Tak hanya itu, Pasal 25 ayat 3 RKUHAP mewajibkan adanya keterlibatan penyidik Polri dalam penghentian penyidikan. Padahal, dalam Pasal 40 UU KPK, KPK berwenang menghentikan penyidikan dengan mekanisme pengawasan berupa pemberitahuan kepada Dewan Pengawas KPK.
Selanjutnya Pasal 7 ayat 4 dan Pasal 8 ayat 3 RUU HAP yang mewajibkan penyerahan berkas perkara ke penuntut umum melalui penyidik Polri. Hal ini dikhawatirkan dapat berdampak pada efektivitas dan independensi penyerahan berkas perkara di KPK.
Ketentuan tersebut bertentangan dengan UU KPK yang mengatur penyerahan berkas perkara ke penuntut umum di KPK.
"Saya kira sejumlah ketentuan yang mengharuskan KPK berkoordinasi, mendapat arahan, kuasa, atau persetujuan, atau diperantarai oleh lembaga penegak hukum lain, itu semuanya potensial untuk melemahkan KPK," ungkap Sahel.
Dari sejumlah permasalahan tersebut, Sahel menyebut sulit untuk mencari nilai positif terhadap draf RUU HAP yang tengah dibahas DPR.
"Jadi, sulit kita berusaha mencari nilai positifnya dari gagasan yang dibawa dalam KUHAP ini dan barangkali cacat logika juga.
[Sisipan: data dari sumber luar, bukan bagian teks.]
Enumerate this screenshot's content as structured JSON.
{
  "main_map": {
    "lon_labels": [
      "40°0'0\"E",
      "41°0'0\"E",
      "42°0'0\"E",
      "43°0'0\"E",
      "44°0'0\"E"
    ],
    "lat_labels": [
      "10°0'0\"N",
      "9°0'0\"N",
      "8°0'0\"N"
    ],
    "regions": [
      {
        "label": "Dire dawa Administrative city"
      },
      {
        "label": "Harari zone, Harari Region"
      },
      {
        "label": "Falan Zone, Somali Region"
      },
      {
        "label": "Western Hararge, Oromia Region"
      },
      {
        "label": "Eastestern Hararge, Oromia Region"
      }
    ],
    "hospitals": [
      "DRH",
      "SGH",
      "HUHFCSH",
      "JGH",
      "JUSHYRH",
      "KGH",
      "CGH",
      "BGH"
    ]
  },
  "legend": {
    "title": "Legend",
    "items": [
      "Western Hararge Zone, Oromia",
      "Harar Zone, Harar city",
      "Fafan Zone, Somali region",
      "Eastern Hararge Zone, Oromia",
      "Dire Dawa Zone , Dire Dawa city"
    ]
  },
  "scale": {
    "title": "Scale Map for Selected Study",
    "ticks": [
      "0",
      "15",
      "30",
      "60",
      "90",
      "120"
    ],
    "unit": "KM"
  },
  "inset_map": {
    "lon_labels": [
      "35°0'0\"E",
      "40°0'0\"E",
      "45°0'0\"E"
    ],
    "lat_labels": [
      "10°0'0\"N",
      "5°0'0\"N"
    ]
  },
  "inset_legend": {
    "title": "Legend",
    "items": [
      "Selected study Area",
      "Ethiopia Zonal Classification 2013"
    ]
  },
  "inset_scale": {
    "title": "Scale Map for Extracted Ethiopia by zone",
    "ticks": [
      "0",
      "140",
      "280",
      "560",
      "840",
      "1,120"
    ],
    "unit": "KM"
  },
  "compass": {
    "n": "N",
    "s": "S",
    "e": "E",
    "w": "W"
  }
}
Bukan barangkali, pasti cacat logika juga karena KPK ini kan didirikan, dia sebagai respons atas kegagalan aparat penegak hukum lain memberantas korupsi. Jadi, KPK itu di dalam Undang-undangnya sampai sekarang masih dikasih kewenangan supervisi terhadap aparat penegak hukum lain," ucap dia.
Dalam kesempatan itu, Sahel berbagi cerita mengenai informasi yang diperolehnya terkait dengan pembahasan RKUHAP di DPR. Kata dia, pembahasan tersebut dilakukan tidak dengan semestinya.
"Kita masyarakat sipil di luar, saya pribadi atau mewakili Transparency Internasional Indonesia tidak pernah mendapat undangan untuk mendiskusikan Rancangan KUHAP. Barangkali ada teman-teman civil society yang lain, oke lah, tapi dapat cerita di belakang bahwa sebagai ahli pun, tim ahli, proses konsultasinya unik," tutur Sahel.
"Draf utuh tidak diberikan. Hanya Pasal tertentu yang ingin dikonsultasikan, yang di-screenshot, lalu dikirim kepada ahli, lalu ditanya pendapatnya. Loh, kok prosesnya tambal sulam? Kok pelibatan ahli tambal sulam? Padahal kita membaca Undang-undang harus utuh," sambungnya.
Atas dasar itu, Sahel bertanya-tanya dengan cara seperti apa masyarakat bisa memberi masukan terhadap suatu peraturan perundang-undangan yang hendak dibuat.
"Apakah cara yang harus ditempuh adalah masyarakat mendobrak masuk dalam rapat pembahasan Undang-undang seperti sebelumnya? Apakah harus seperti itu, selalu seperti itu? Apakah harus selalu masyarakat menyampaikan pandangannya lewat judicial review ke Mahkamah Konstitusi? Itu yang selalu disampaikan oleh pembentuk undang-undang. Bukan cuma KUHAP. Kalau keberatan, tidak suka, nanti silakan judicial review, bawa ke Mahkamah Konstitusi," tutur dia.
"Dibawa ke Mahkamah Konstitusi, dibatalkan oleh Mahkamah Konstitusi, pembentuk undang-undangnya protes: sembilan orang itu enak saja membatalkan produk yang sudah kita buat. Akhirnya, Mahkamah Konstitusinya mau diacak-acak juga, Undang-undang Mahkamah Konstitusinya," katanya.